Atalay kızın sözünü kesip, "Sadece sana yardım etmek istedim!" diye gürledi. Duraksadı... Birkaç saniyeliğine. Gözlerini yumdu ve yağmurlu havanın huzur veren kokusunu içine çekip rahatlamaya çalıştı. "Pekâlâ..." dedi sakin bir sesle. "Gidiyorum. Sen de kendi başının çaresine bak o halde!"


Arkasını dönüp uzaklaşmaya başladı. Allah'ın belası o kıza laf anlatarak vaktini boşa harcıyordu. Bir an önce Giray'ı bulup kendini evine atmak istiyordu. Zira araba kullanacak durumda değildi, fazlasıyla öfkeliydi. Arkadaşına ihtiyacı vardı. Hangi cehennemde olduğunu bilmiyordu. Kendisi Alev'le tartışırken Giray ortadan kaybolmuştu.
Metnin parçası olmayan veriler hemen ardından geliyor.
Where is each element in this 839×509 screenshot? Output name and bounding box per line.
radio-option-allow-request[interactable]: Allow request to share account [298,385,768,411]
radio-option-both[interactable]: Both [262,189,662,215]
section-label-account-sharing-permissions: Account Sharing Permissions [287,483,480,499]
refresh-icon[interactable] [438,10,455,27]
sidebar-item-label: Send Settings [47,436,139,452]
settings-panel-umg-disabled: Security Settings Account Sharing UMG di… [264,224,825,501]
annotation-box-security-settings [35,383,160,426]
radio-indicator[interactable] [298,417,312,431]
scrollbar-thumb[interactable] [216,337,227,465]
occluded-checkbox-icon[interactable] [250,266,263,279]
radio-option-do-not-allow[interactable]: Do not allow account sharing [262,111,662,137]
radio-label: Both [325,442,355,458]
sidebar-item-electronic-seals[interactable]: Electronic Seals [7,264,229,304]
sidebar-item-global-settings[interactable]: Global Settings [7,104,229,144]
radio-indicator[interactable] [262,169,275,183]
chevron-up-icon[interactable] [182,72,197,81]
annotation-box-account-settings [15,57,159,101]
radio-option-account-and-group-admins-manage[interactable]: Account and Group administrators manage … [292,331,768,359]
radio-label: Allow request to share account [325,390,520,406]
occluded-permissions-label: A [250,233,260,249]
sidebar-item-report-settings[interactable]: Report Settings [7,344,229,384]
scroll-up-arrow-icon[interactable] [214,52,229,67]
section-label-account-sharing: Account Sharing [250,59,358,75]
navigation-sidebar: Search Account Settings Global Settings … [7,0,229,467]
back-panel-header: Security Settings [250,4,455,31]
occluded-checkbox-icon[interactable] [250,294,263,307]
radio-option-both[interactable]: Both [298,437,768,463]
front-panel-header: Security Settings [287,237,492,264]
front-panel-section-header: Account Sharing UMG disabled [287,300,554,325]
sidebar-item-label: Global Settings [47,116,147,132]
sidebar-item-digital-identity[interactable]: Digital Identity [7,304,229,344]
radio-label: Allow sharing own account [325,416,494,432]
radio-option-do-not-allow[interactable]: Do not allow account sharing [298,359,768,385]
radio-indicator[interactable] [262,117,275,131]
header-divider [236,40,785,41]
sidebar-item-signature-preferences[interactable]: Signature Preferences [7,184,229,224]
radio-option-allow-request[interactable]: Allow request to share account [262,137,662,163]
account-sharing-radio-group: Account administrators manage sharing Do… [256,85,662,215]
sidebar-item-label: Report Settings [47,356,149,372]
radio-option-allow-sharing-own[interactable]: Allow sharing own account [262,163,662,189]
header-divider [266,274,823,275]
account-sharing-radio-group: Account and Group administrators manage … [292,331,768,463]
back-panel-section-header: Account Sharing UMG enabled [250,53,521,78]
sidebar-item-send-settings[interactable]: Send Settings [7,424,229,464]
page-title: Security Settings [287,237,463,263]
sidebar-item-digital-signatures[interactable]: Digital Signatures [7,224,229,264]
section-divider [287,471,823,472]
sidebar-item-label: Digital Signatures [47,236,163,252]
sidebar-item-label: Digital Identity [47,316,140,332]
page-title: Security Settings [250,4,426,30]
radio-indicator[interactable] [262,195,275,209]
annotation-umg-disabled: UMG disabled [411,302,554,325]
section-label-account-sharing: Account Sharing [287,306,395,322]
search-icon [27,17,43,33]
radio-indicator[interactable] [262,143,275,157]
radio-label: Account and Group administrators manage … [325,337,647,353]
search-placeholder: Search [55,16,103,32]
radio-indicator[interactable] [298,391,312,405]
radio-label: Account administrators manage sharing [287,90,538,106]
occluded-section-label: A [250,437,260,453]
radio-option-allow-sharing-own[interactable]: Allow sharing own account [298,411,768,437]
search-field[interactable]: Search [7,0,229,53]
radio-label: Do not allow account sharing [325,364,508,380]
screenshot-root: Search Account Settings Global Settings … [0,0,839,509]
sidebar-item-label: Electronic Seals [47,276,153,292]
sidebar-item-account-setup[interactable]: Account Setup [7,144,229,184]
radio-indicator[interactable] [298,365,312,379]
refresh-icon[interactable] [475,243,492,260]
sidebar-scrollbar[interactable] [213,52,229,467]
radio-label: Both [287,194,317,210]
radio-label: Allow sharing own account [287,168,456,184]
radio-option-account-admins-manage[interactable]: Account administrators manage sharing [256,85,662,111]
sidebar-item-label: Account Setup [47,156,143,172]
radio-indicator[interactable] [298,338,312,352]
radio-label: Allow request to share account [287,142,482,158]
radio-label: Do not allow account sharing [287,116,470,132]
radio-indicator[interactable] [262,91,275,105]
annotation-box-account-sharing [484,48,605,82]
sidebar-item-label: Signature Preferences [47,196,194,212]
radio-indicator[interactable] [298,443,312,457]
Hızlı adımlarla yürümeye devam ederken, küçük, masum ve kulağına tatlı gelen bir hapşırık sesi duydu. Ayakkabıları zemine çivilenmiş gibi olduğu yerde hareketsizce durdu. Dudakları hafifçe yana doğru kıvrıldı. Bir yandan, azar azar damarlarına sızan endişe duygusunun tüm benliğini kapladığını hissetti. Yüzündeki tebessümü sildi. Kaşlarını çattı ve arkasını dönüp kızın titreyen dudaklarını, yorgun bedenini ve rüzgârın etkisiyle savrulan koyu renkteki saçlarını izledi. Sonra yürümeye başladı. Kararlı ve kendinden emin adımlarla. Bunu yapacaktı. Tek bir şey için... Kendi vicdanı!


Saniyeler sonra kıza ulaştı. İsmini bile bilmediği ama kalbinin ona yardım etme isteği ile dolduğu o kıza!


Ona doğru bir adım daha atmasıyla birlikte yüzleri birbirine temas edecek kadar yakınlaştı. Nefesleri birbirine karışacaktı neredeyse. Merve'nin kalbi yerinden fırlayacakmış gibi atarken genç adam onu kendine çekti. Güçlü elleriyle belini sıkıca sardı ve ani bir hareketle onu omzuna attı.


"Ne... Ne yapıyorsun?" diye soran Merve, adamın taş gibi sert olan sırtını yumruklamaya başladı. "Seni aşağılık zorba! Beni derhal bırak!"